DThe Swedish public prosecutor's office is closing its investigation into the sabotage of the Nord Stream pipelines in the Baltic Sea. The public prosecutor in charge of the investigation, Mats Ljungqvist, said on Wednesday that it had been concluded that there was no Swedish jurisdiction in the case.
The comprehensive investigation found nothing to indicate that Swedes or Swedish citizens were involved in the attack in international waters, Ljungqvist said. The German investigation into the case is continuing, he emphasized.
On September 26, 2022, several explosions were registered near the Danish Baltic Sea island of Bornholm and a little later four leaks were discovered in three of the four lines of the Nord Stream pipelines. Investigations were then started in Sweden, as well as in Germany and Denmark. In November 2022, Ljungqvist confirmed the suspicion that had been harbored from the beginning that it was serious sabotage. Analyzes showed explosive residues on several foreign bodies, he explained.
In a joint letter to the UN Security Council in July 2023, the UN embassies of Germany, Denmark and Sweden wrote that investigators had discovered traces of explosives on a suspicious sailing yacht. There is a suspicion that this was used to transport the explosives used in the sabotage, the letter said. It was discovered that the boat had been rented in the name of a person who had used documents intended to conceal the identity of the real renter.
According to expert assessments, it is possible that trained divers could have planted explosive devices at the locations where the gas pipes were damaged, the letter continued. At the same time, however, it was also emphasized that the question of the perpetrator was unresolved: “At this point in time, it is not possible to reliably clarify the identity of the perpetrators and their motives, especially with regard to the question of whether the incident was caused by a state or a state actor was controlled.”

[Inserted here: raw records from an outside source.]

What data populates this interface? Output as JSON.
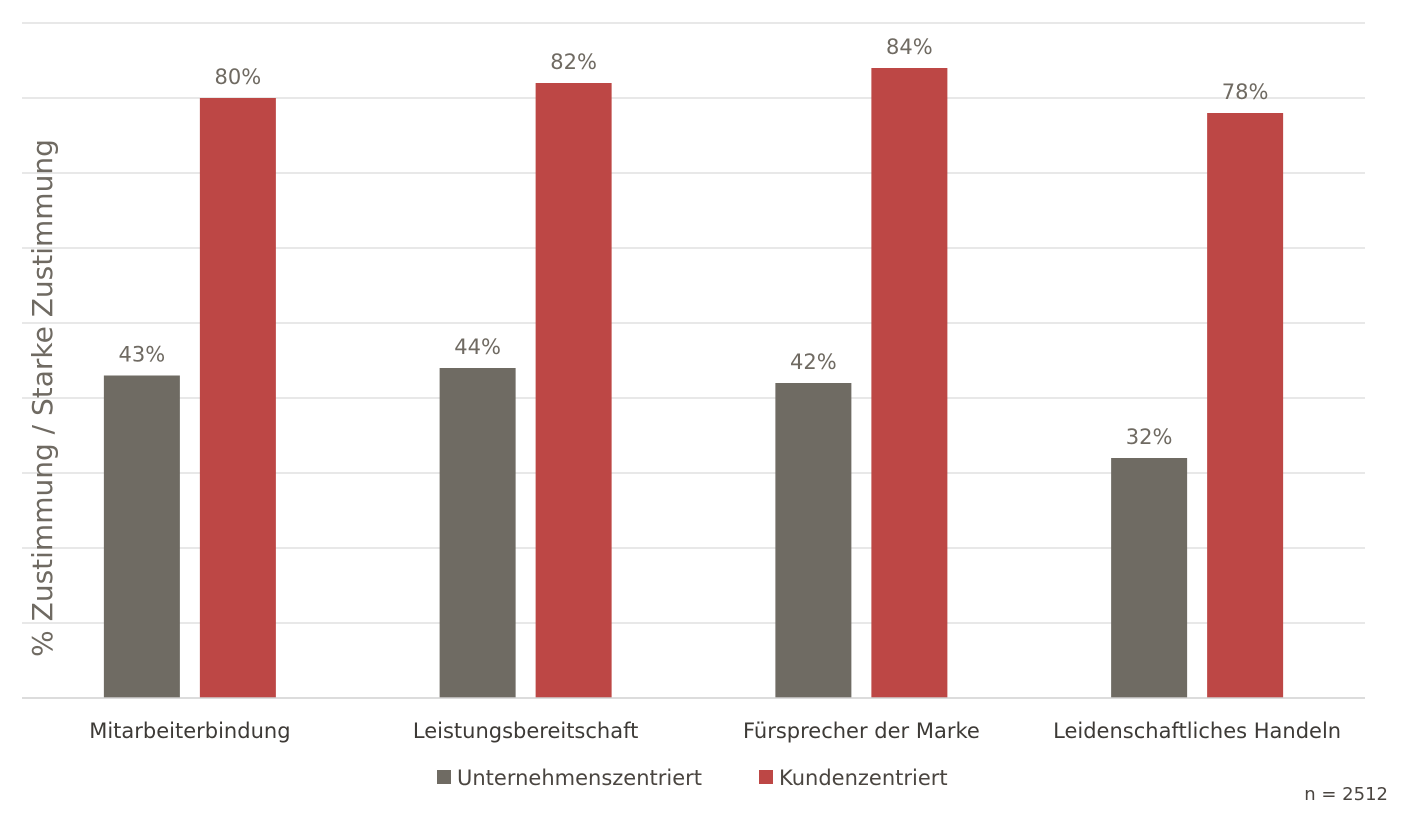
{
  "chart_data": {
    "type": "bar",
    "categories": [
      "Mitarbeiterbindung",
      "Leistungsbereitschaft",
      "Fürsprecher der Marke",
      "Leidenschaftliches Handeln"
    ],
    "series": [
      {
        "name": "Unternehmenszentriert",
        "values": [
          43,
          44,
          42,
          32
        ],
        "labels": [
          "43%",
          "44%",
          "42%",
          "32%"
        ],
        "color": "#6f6b63"
      },
      {
        "name": "Kundenzentriert",
        "values": [
          80,
          82,
          84,
          78
        ],
        "labels": [
          "80%",
          "82%",
          "84%",
          "78%"
        ],
        "color": "#bd4745"
      }
    ],
    "ylabel": "% Zustimmung / Starke Zustimmung",
    "ylim": [
      0,
      90
    ],
    "grid": true,
    "legend_position": "bottom",
    "note": "n = 2512"
  }
}
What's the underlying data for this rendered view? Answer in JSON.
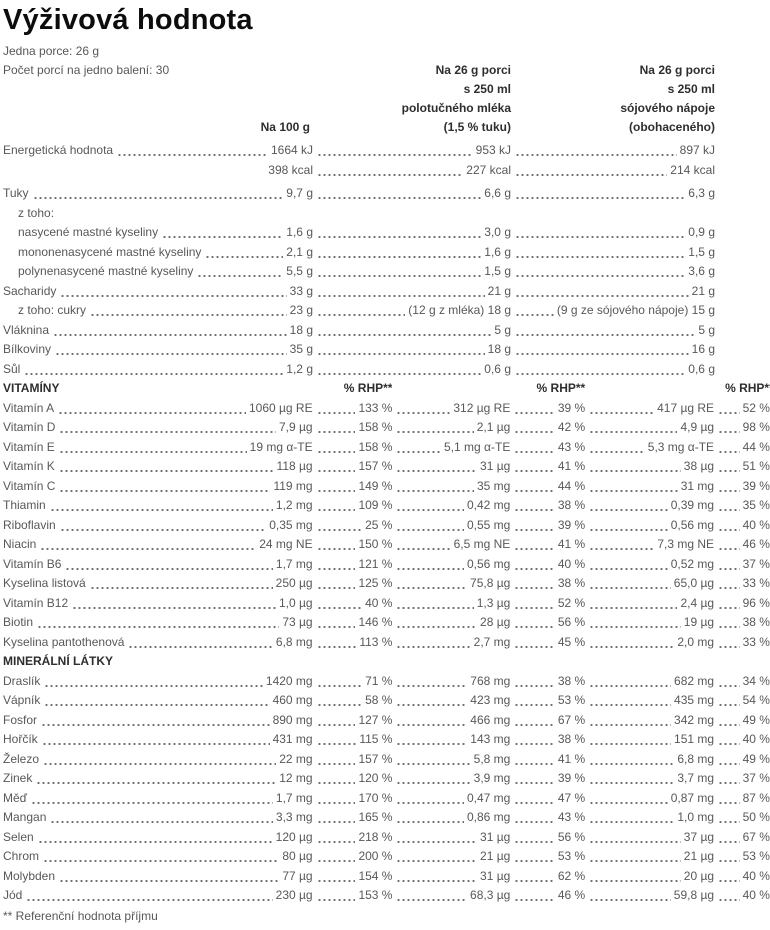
{
  "title": "Výživová hodnota",
  "colors": {
    "body_text": "#58585a",
    "heading_text": "#2e2e30",
    "title_text": "#0d0d0d"
  },
  "header": {
    "serving_line1": "Jedna porce: 26 g",
    "serving_line2": "Počet porcí na jedno balení: 30",
    "col1": "Na 100 g",
    "col2_lines": [
      "Na 26 g porci",
      "s 250 ml",
      "polotučného mléka",
      "(1,5 % tuku)"
    ],
    "col3_lines": [
      "Na 26 g porci",
      "s 250 ml",
      "sójového nápoje",
      "(obohaceného)"
    ]
  },
  "table": {
    "rhp_header": "% RHP**",
    "rows": [
      {
        "label": "Energetická hodnota",
        "kind": "g3",
        "c": [
          "1664 kJ",
          "953 kJ",
          "897 kJ"
        ]
      },
      {
        "label": "",
        "kind": "g3",
        "noLead1": true,
        "c": [
          "398 kcal",
          "227 kcal",
          "214 kcal"
        ]
      },
      {
        "label": "Tuky",
        "kind": "g3",
        "gap": true,
        "c": [
          "9,7 g",
          "6,6 g",
          "6,3 g"
        ]
      },
      {
        "label": "z toho:",
        "kind": "label",
        "indent": 1
      },
      {
        "label": "nasycené mastné kyseliny",
        "kind": "g3",
        "indent": 1,
        "c": [
          "1,6 g",
          "3,0 g",
          "0,9 g"
        ]
      },
      {
        "label": "mononenasycené mastné kyseliny",
        "kind": "g3",
        "indent": 1,
        "c": [
          "2,1 g",
          "1,6 g",
          "1,5 g"
        ]
      },
      {
        "label": "polynenasycené mastné kyseliny",
        "kind": "g3",
        "indent": 1,
        "c": [
          "5,5 g",
          "1,5 g",
          "3,6 g"
        ]
      },
      {
        "label": "Sacharidy",
        "kind": "g3",
        "c": [
          "33 g",
          "21 g",
          "21 g"
        ]
      },
      {
        "label": "z toho: cukry",
        "kind": "g3",
        "indent": 1,
        "c": [
          "23 g",
          "(12 g z mléka) 18 g",
          "(9 g ze sójového nápoje) 15 g"
        ]
      },
      {
        "label": "Vláknina",
        "kind": "g3",
        "c": [
          "18 g",
          "5 g",
          "5 g"
        ]
      },
      {
        "label": "Bílkoviny",
        "kind": "g3",
        "c": [
          "35 g",
          "18 g",
          "16 g"
        ]
      },
      {
        "label": "Sůl",
        "kind": "g3",
        "c": [
          "1,2 g",
          "0,6 g",
          "0,6 g"
        ]
      },
      {
        "label": "VITAMÍNY",
        "kind": "sechdr"
      },
      {
        "label": "Vitamín A",
        "kind": "g6",
        "c": [
          "1060 µg RE",
          "133 %",
          "312 µg RE",
          "39 %",
          "417 µg RE",
          "52 %"
        ]
      },
      {
        "label": "Vitamín D",
        "kind": "g6",
        "c": [
          "7,9 µg",
          "158 %",
          "2,1 µg",
          "42 %",
          "4,9 µg",
          "98 %"
        ]
      },
      {
        "label": "Vitamín E",
        "kind": "g6",
        "c": [
          "19 mg α-TE",
          "158 %",
          "5,1 mg α-TE",
          "43 %",
          "5,3 mg α-TE",
          "44 %"
        ]
      },
      {
        "label": "Vitamín K",
        "kind": "g6",
        "c": [
          "118 µg",
          "157 %",
          "31 µg",
          "41 %",
          "38 µg",
          "51 %"
        ]
      },
      {
        "label": "Vitamín C",
        "kind": "g6",
        "c": [
          "119 mg",
          "149 %",
          "35 mg",
          "44 %",
          "31 mg",
          "39 %"
        ]
      },
      {
        "label": "Thiamin",
        "kind": "g6",
        "c": [
          "1,2 mg",
          "109 %",
          "0,42 mg",
          "38 %",
          "0,39 mg",
          "35 %"
        ]
      },
      {
        "label": "Riboflavin",
        "kind": "g6",
        "c": [
          "0,35 mg",
          "25 %",
          "0,55 mg",
          "39 %",
          "0,56 mg",
          "40 %"
        ]
      },
      {
        "label": "Niacin",
        "kind": "g6",
        "c": [
          "24 mg NE",
          "150 %",
          "6,5 mg NE",
          "41 %",
          "7,3 mg NE",
          "46 %"
        ]
      },
      {
        "label": "Vitamín B6",
        "kind": "g6",
        "c": [
          "1,7 mg",
          "121 %",
          "0,56 mg",
          "40 %",
          "0,52 mg",
          "37 %"
        ]
      },
      {
        "label": "Kyselina listová",
        "kind": "g6",
        "c": [
          "250 µg",
          "125 %",
          "75,8 µg",
          "38 %",
          "65,0 µg",
          "33 %"
        ]
      },
      {
        "label": "Vitamín B12",
        "kind": "g6",
        "c": [
          "1,0 µg",
          "40 %",
          "1,3 µg",
          "52 %",
          "2,4 µg",
          "96 %"
        ]
      },
      {
        "label": "Biotin",
        "kind": "g6",
        "c": [
          "73 µg",
          "146 %",
          "28 µg",
          "56 %",
          "19 µg",
          "38 %"
        ]
      },
      {
        "label": "Kyselina pantothenová",
        "kind": "g6",
        "c": [
          "6,8 mg",
          "113 %",
          "2,7 mg",
          "45 %",
          "2,0 mg",
          "33 %"
        ]
      },
      {
        "label": "MINERÁLNÍ LÁTKY",
        "kind": "sec"
      },
      {
        "label": "Draslík",
        "kind": "g6",
        "c": [
          "1420 mg",
          "71 %",
          "768 mg",
          "38 %",
          "682 mg",
          "34 %"
        ]
      },
      {
        "label": "Vápník",
        "kind": "g6",
        "c": [
          "460 mg",
          "58 %",
          "423 mg",
          "53 %",
          "435 mg",
          "54 %"
        ]
      },
      {
        "label": "Fosfor",
        "kind": "g6",
        "c": [
          "890 mg",
          "127 %",
          "466 mg",
          "67 %",
          "342 mg",
          "49 %"
        ]
      },
      {
        "label": "Hořčík",
        "kind": "g6",
        "c": [
          "431 mg",
          "115 %",
          "143 mg",
          "38 %",
          "151 mg",
          "40 %"
        ]
      },
      {
        "label": "Železo",
        "kind": "g6",
        "c": [
          "22 mg",
          "157 %",
          "5,8 mg",
          "41 %",
          "6,8 mg",
          "49 %"
        ]
      },
      {
        "label": "Zinek",
        "kind": "g6",
        "c": [
          "12 mg",
          "120 %",
          "3,9 mg",
          "39 %",
          "3,7 mg",
          "37 %"
        ]
      },
      {
        "label": "Měď",
        "kind": "g6",
        "c": [
          "1,7 mg",
          "170 %",
          "0,47 mg",
          "47 %",
          "0,87 mg",
          "87 %"
        ]
      },
      {
        "label": "Mangan",
        "kind": "g6",
        "c": [
          "3,3 mg",
          "165 %",
          "0,86 mg",
          "43 %",
          "1,0 mg",
          "50 %"
        ]
      },
      {
        "label": "Selen",
        "kind": "g6",
        "c": [
          "120 µg",
          "218 %",
          "31 µg",
          "56 %",
          "37 µg",
          "67 %"
        ]
      },
      {
        "label": "Chrom",
        "kind": "g6",
        "c": [
          "80 µg",
          "200 %",
          "21 µg",
          "53 %",
          "21 µg",
          "53 %"
        ]
      },
      {
        "label": "Molybden",
        "kind": "g6",
        "c": [
          "77 µg",
          "154 %",
          "31 µg",
          "62 %",
          "20 µg",
          "40 %"
        ]
      },
      {
        "label": "Jód",
        "kind": "g6",
        "c": [
          "230 µg",
          "153 %",
          "68,3 µg",
          "46 %",
          "59,8 µg",
          "40 %"
        ]
      }
    ]
  },
  "footnote": "** Referenční hodnota příjmu"
}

Nord Stream 1 and 2 each run as an underwater double strand over a distance of around 1,200 kilometers from Russia to Germany. Nord Stream 1 has supplied a significant proportion of the gas imported into Europe since 2011. However, in the course of the confrontation with the West after the Russian attack on Ukraine, Moscow had throttled deliveries before the destruction and then stopped them completely. The newer Nord Stream 2 pipeline was already filled with gas, but was not yet in operation due to a lack of certification.